Sunday, April 3, 2011

9-5 Automatic Transmission Mounts and 9-3SS Front Wheel Bearings

I've been working a ton lately, and haven't been so motivated to take pictures of everything because I have so much to do. Here are some things I worked on in the past week that you might find interesting.

Also, my DSLR has been staying at home lately, so the photos are from my Iphone... sorry.

9-5 automatic transmission torque arm mounts go bad, and allow the engine/transmission to jump badly when going from Park to Drive, or Reverse. The stock SAAB replacement part isn't of good quality at all and fails almost immediately. I've been experimenting with a polyurethane replacement.

This photo shows the slack that develops in the stock bushing. It is easily compressed with just one finger. This is where the "jarring" comes from

This is the polyurethane replacement. The snug fit and firmness of the polyurethane insures no more "jarring," but does transmit a bit more engine/transmission vibration throughout the car.

Overall I was pleased with the results. The jarring was gone, but the car definitely vibrates more at idle when in gear and with your foot on the brake. I think the new mount exposed some weak subframe bushings in the 9-5 in question, as the 02-06's are known for having bushings that badly wear over time.

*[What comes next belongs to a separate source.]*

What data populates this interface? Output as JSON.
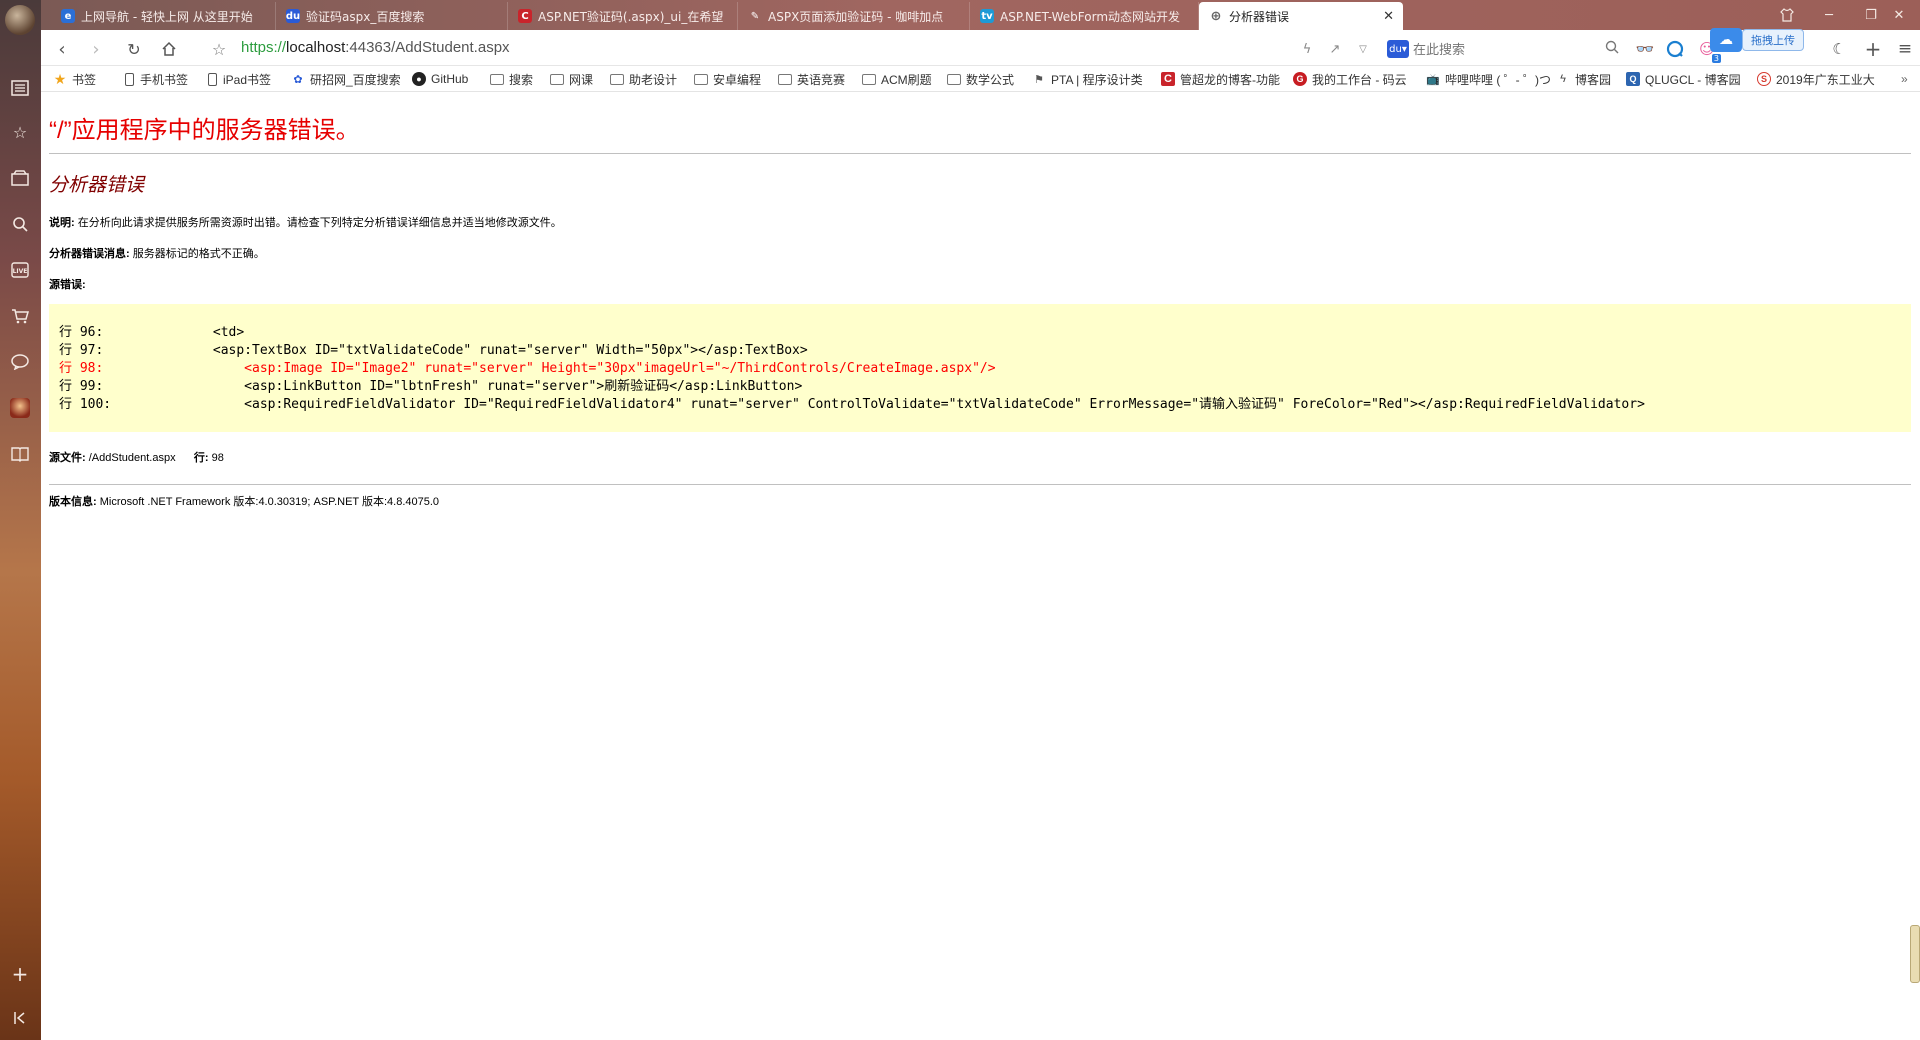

I also changed my first wheel bearing on a 9-3 Sport Sedan this past week. The car was an '03 and had a bad droning/grinding sound when moving. The customer had new front brakes installed around the time the noise started, and the shop had just done pads, so I thought the sound was coming from the pad riding on the lip of the old rotor, so we did the rotors and new pads first to no avail. Rotated tires front to rear to eliminate that as an option, and the sound still persisted, so a bad wheel bearing it was.

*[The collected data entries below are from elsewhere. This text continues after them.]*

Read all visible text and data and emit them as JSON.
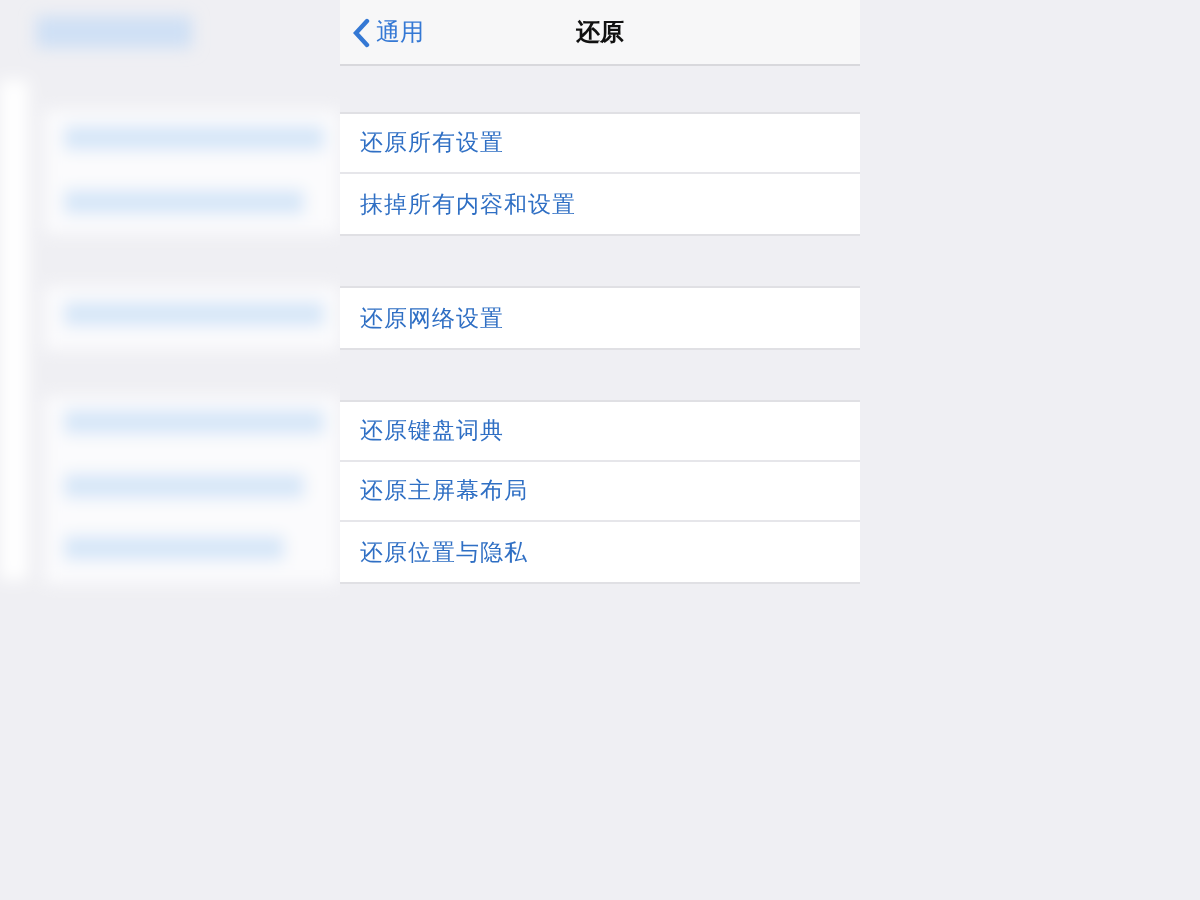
{
  "nav_bar": {
    "back_label": "通用",
    "title": "还原"
  },
  "groups": [
    {
      "items": [
        {
          "label": "还原所有设置"
        },
        {
          "label": "抹掉所有内容和设置"
        }
      ]
    },
    {
      "items": [
        {
          "label": "还原网络设置"
        }
      ]
    },
    {
      "items": [
        {
          "label": "还原键盘词典"
        },
        {
          "label": "还原主屏幕布局"
        },
        {
          "label": "还原位置与隐私"
        }
      ]
    }
  ]
}
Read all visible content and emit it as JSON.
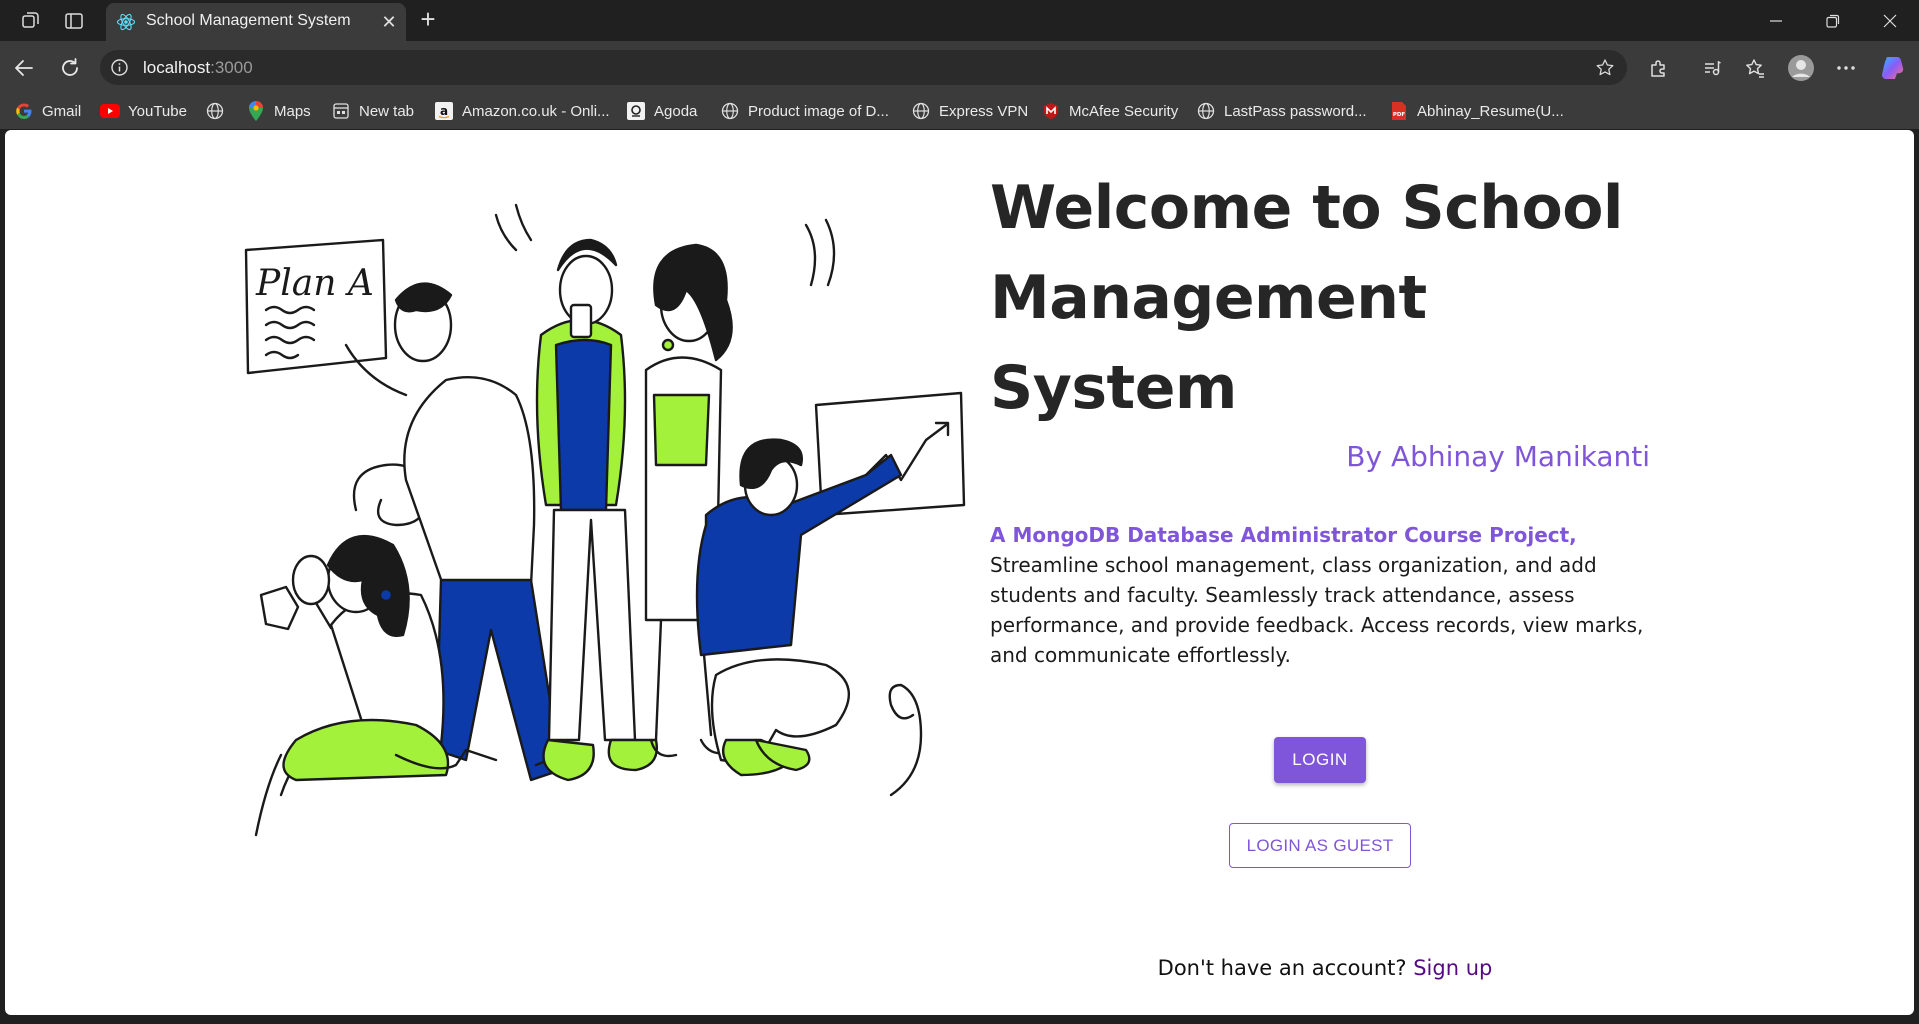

Not that bad of a job I suppose, you can use air tools on it all so that helps. All the bolts are of the E-Torx style, so don't try that one at home unless you've got a set that has a 18, 22, and 24 in it.

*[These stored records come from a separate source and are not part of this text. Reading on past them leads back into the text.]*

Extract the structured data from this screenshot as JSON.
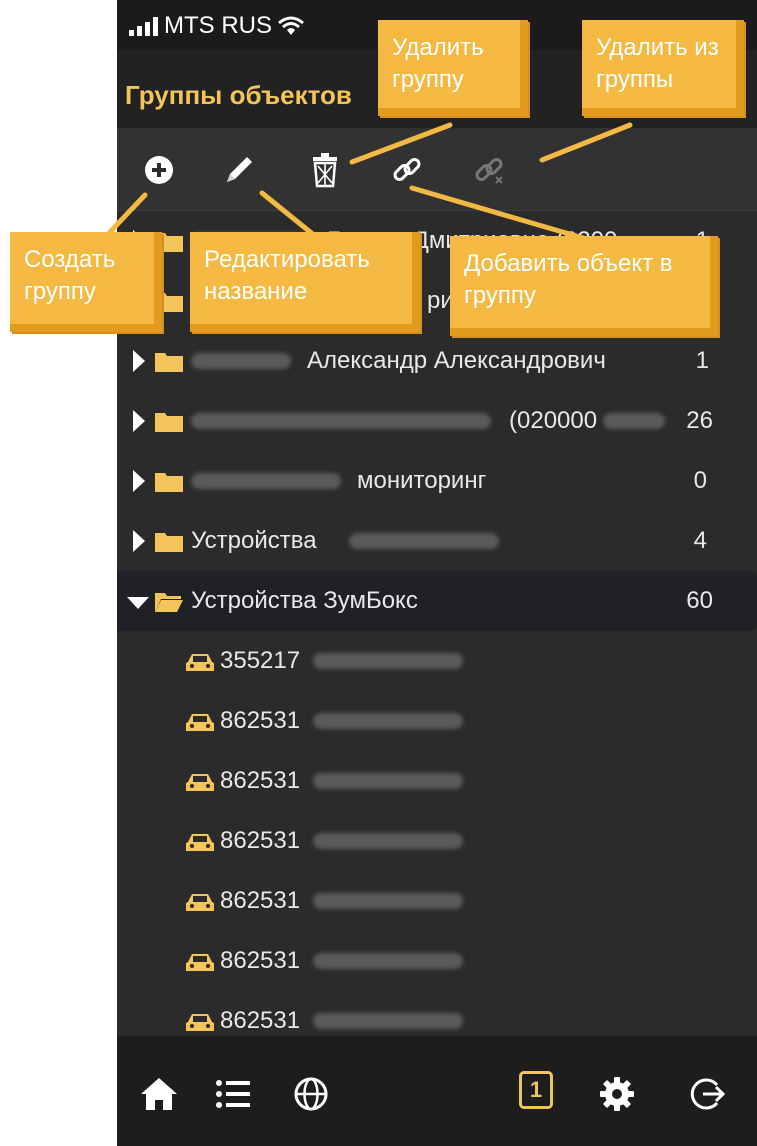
{
  "status": {
    "carrier": "MTS RUS"
  },
  "header": {
    "title": "Группы объектов"
  },
  "toolbar": {
    "icons": [
      "add-icon",
      "pencil-icon",
      "trash-icon",
      "link-icon",
      "unlink-icon"
    ]
  },
  "tree": {
    "groups": [
      {
        "name_visible": "Галина Дмитриевна (0200",
        "count": "1",
        "expanded": false
      },
      {
        "name_visible": "ри",
        "count": "",
        "expanded": false
      },
      {
        "name_visible": "Александр Александрович",
        "count": "1",
        "expanded": false
      },
      {
        "name_visible": "(020000",
        "count": "26",
        "expanded": false
      },
      {
        "name_visible": "мониторинг",
        "count": "0",
        "expanded": false
      },
      {
        "name_visible": "Устройства",
        "count": "4",
        "expanded": false
      },
      {
        "name_visible": "Устройства ЗумБокс",
        "count": "60",
        "expanded": true
      }
    ],
    "objects": [
      "355217",
      "862531",
      "862531",
      "862531",
      "862531",
      "862531",
      "862531"
    ]
  },
  "navbar": {
    "icons": [
      "home-icon",
      "list-icon",
      "globe-icon",
      "gear-icon",
      "logout-icon"
    ],
    "badge": "1"
  },
  "callouts": {
    "delete_group": "Удалить группу",
    "remove_from_group": "Удалить из группы",
    "create_group": "Создать группу",
    "edit_name": "Редактировать название",
    "add_object": "Добавить объект в группу"
  },
  "colors": {
    "accent": "#f2c45a",
    "callout": "#f4b942",
    "background": "#2b2b2b"
  }
}
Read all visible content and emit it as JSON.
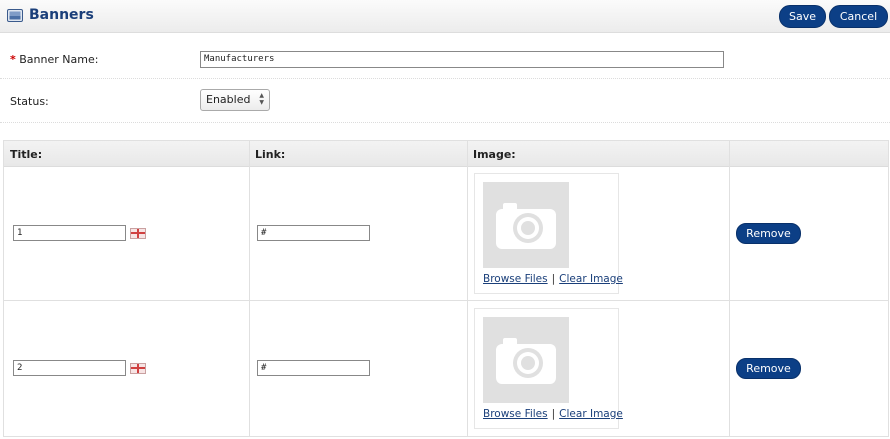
{
  "header": {
    "title": "Banners",
    "save_label": "Save",
    "cancel_label": "Cancel",
    "icon": "banner-image-icon"
  },
  "form": {
    "banner_name_label": "Banner Name:",
    "banner_name_value": "Manufacturers",
    "status_label": "Status:",
    "status_value": "Enabled"
  },
  "table": {
    "columns": [
      "Title:",
      "Link:",
      "Image:",
      ""
    ],
    "rows": [
      {
        "title": "1",
        "link": "#",
        "browse": "Browse Files",
        "sep": "|",
        "clear": "Clear Image",
        "remove": "Remove"
      },
      {
        "title": "2",
        "link": "#",
        "browse": "Browse Files",
        "sep": "|",
        "clear": "Clear Image",
        "remove": "Remove"
      }
    ]
  },
  "colors": {
    "accent": "#0c3f86",
    "title": "#1b3f7a",
    "required": "#cc0000"
  }
}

New 9-3SS Wheel Bearing Assembly w/ Integrated ABS Sensor vs. Old

Front hub dissembled and wheel bearing assembly removed. Note the oil in the middle right of the photos? More on that below.

As soon as I jacked the right side of this car up I heard a consistent dripping sound. Started investigating and the power steering fluid reservoir was overflowing. Turns out the seal in the power steering pump, which is run off of the engine camshaft, has failed and has pumped motor oil in to the power steering system. After some reading, it turns out this is fairly common on the older ones. The customer is returning next week to replace the pump and have the system flushed with the SAAB specific CHF fluid.

Hopefully this bad Pittsburgh weather will break and we can all start enjoying spring soon as well.